The problem is upward mobility for many minority managers, is similar to the document Pollak, Marshall, and Coleman drafted in the 1950s. Upward mobility is still a dream – or at best a work in progress for many minority managers. Many companies have revolving doors that talented minorities enter and leave, frustrated and even angered by the barriers they encountered. Other companies retain talented minority managers who become mired in middle management. “I have found that whites and minorities follow distinct patterns of advancement,” explained David A. Thomas, in Race Matters, in an April 2001 issue of Harvard Business Review. Thomas described a black middle manager who saw a George Wallace for President banner swinging from the ceiling the first day he started to work for a multibillion-dollar electronics corporation.
Yet he eventually reached the executive level at his organization. Thomas asked, “Why did he make it when so many other minorities plateaued in middle management?” People of color who advance the furthest all share one characteristic – a strong network of mentors and corporate sponsors who nurture their professional development. This is where career coaches such as Patricia Hayling Price come in.

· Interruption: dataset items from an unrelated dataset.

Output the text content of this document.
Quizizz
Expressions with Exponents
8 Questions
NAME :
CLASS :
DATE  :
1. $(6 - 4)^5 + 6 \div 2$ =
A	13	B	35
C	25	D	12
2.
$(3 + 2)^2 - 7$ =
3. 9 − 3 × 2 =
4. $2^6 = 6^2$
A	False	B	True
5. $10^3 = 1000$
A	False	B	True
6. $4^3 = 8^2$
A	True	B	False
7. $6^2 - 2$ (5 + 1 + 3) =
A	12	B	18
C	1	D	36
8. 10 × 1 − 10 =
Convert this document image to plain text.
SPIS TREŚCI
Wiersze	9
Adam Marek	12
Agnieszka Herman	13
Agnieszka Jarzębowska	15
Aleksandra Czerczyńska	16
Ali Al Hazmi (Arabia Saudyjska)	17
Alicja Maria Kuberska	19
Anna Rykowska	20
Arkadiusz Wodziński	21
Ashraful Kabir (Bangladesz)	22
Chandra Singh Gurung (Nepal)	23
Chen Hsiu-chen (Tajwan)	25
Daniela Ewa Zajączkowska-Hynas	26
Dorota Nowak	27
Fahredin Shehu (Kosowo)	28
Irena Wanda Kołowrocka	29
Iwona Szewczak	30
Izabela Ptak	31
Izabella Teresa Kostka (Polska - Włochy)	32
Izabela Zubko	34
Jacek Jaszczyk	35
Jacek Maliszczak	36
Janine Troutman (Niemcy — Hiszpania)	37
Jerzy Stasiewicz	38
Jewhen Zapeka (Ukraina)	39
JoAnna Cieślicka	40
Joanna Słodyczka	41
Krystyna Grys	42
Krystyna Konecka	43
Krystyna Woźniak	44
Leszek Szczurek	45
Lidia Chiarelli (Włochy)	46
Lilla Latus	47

“I found that internal confidence was a pain point (for many minority middle managers),” Hayling Price said. “You have people who know how to look and appear confident but in their gut they feel like an imposter. Their confidence is not as strong as they portray. “And the disparity can knock you off of your feet especially when you receive criticism (from a supervisor),” Hayling Price continued. “If you are confident you think, maybe you’re right. If you don’t have that confidence you go to this place of worrying that you don’t have the skills, talent, and training that is needed.
“I like to understand the relationship you are having with yourself” Hayling Price said in a recent telephone interview with the New Journal and Guide. Hayling Price became a career coach five years ago after working 23 years at IBM. There she moved through strategic planning, customer relationship management, market intelligence, market research, and marketing operations.
“We film people and have them observe themselves (at work),” Hayling Price said. “They watch and say, ‘Wow is that what I look like?’ One client said it was an awakening. We talk about developing networks which is not a diversity issue but a people issue. People hire and promote people they like and trust.”
Hayling Price said this kind of coaching would be appropriate for anyone climbing the corporate ladder. A former soap opera actress who now runs a leadership development firm, Management Leadership Practice, she also maintains a private coaching practice, LIVEWORK STRATEGIZE LLC. “Some of us are isolated when we get to certain points in our career,” she explained.
“By getting out of your own way you go from good, great, to distinctive.”